KARA Signs Letter Urging EPA to Withdraw its Draft Herbicide Strategy

United States Environmental Protection Agency

KARA Signs Letter Urging EPA to Withdraw its Draft Herbicide Strategy

Kansas Agribusiness Retailers Association (KARA), in cooperation with the Agricultural Retailers Association and American Soybean Association, has signed a petition urging the United States Environmental Protection Agency to withdraw its draft herbicide strategy no later than 11:59 p.m., on Friday, Oct. 20, 2023.

Due to the technicalities of the petition, KARA CEO Ron Seeber signed on behalf of the association.

The organizations are encouraging others to SIGN THE PETITION.

The EPA previously issued a Draft Herbicide Strategy proposal July 24, 2023. This is part of the EPA’s overall effort to address longstanding litigation related to the protection of endangered species against pesticide products.

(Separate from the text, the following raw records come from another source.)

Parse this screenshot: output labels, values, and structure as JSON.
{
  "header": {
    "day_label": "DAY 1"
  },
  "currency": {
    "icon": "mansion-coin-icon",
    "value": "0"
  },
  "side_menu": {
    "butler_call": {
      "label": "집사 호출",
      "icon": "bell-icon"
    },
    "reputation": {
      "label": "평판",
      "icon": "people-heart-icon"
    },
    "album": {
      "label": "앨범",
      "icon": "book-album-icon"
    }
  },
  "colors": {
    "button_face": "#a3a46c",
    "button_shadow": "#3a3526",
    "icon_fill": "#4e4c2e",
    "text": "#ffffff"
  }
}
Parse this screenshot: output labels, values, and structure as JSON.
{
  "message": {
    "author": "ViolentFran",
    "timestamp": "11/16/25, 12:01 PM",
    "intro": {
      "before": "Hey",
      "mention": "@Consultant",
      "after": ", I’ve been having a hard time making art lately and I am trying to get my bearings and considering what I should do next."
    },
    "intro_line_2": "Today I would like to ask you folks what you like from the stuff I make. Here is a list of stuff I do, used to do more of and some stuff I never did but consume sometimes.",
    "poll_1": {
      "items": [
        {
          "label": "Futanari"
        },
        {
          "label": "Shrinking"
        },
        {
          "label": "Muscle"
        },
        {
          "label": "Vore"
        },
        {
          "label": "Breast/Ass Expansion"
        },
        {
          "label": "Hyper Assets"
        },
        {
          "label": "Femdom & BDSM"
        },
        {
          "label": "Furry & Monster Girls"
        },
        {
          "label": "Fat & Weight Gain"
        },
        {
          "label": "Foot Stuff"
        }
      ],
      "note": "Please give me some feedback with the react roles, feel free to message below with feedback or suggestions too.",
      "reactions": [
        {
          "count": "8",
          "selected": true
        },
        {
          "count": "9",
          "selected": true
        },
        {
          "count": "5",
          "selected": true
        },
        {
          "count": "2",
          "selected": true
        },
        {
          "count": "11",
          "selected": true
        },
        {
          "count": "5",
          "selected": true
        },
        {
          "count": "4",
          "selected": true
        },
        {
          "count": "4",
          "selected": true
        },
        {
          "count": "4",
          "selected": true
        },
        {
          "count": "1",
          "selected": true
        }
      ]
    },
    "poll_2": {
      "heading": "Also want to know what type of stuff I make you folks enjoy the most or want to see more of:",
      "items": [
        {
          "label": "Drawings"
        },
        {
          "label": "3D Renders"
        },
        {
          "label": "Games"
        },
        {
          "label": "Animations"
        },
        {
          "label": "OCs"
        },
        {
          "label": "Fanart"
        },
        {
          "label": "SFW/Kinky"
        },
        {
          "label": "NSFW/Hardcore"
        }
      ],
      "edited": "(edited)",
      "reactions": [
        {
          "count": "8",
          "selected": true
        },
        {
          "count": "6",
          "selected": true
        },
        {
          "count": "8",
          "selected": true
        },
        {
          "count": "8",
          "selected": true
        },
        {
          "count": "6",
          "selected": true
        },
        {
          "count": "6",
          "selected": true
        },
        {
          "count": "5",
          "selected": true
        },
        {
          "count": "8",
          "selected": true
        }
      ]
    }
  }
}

KARA, along with its national affiliate associations, have concerns with the agency’s draft herbicide strategy framework. As proposed, it would impose significant new regulatory burdens and uncertainties on nearly every agricultural herbicide user throughout the nation.

Comments to the EPA are due on Oct. 22. Concerningly, these restrictions could be very costly or entirely unworkable for many producers. Examples include:

  • Requiring herbicide users to attain “points” by adopting certain runoff reduction practices(reduced tillage, cover crops, vegetative filter strips, contour farming, etc.) to use most herbicides (most herbicides could require 6, 9, or more points to use);
  • Downwind spray drift buffers as great as 500 feet for aerial application or 200 feet for ground application (these distances could be reduced by using coarser spray droplets or other mitigations);
  • Runoff mitigation exemptions can apply for applications more than 1,000 feet from terrestrial or aquatic “habitat” (“habitat” definitions are very broad and few areas are likely to qualify for this exemption) or if you are under a field/site specific runoff conservation plan;

If you have subsurface drainage, you cannot comply with runoff reduction practice requirements. All subsurface drainage must be channeled into retention ponds or saturation buffer zones.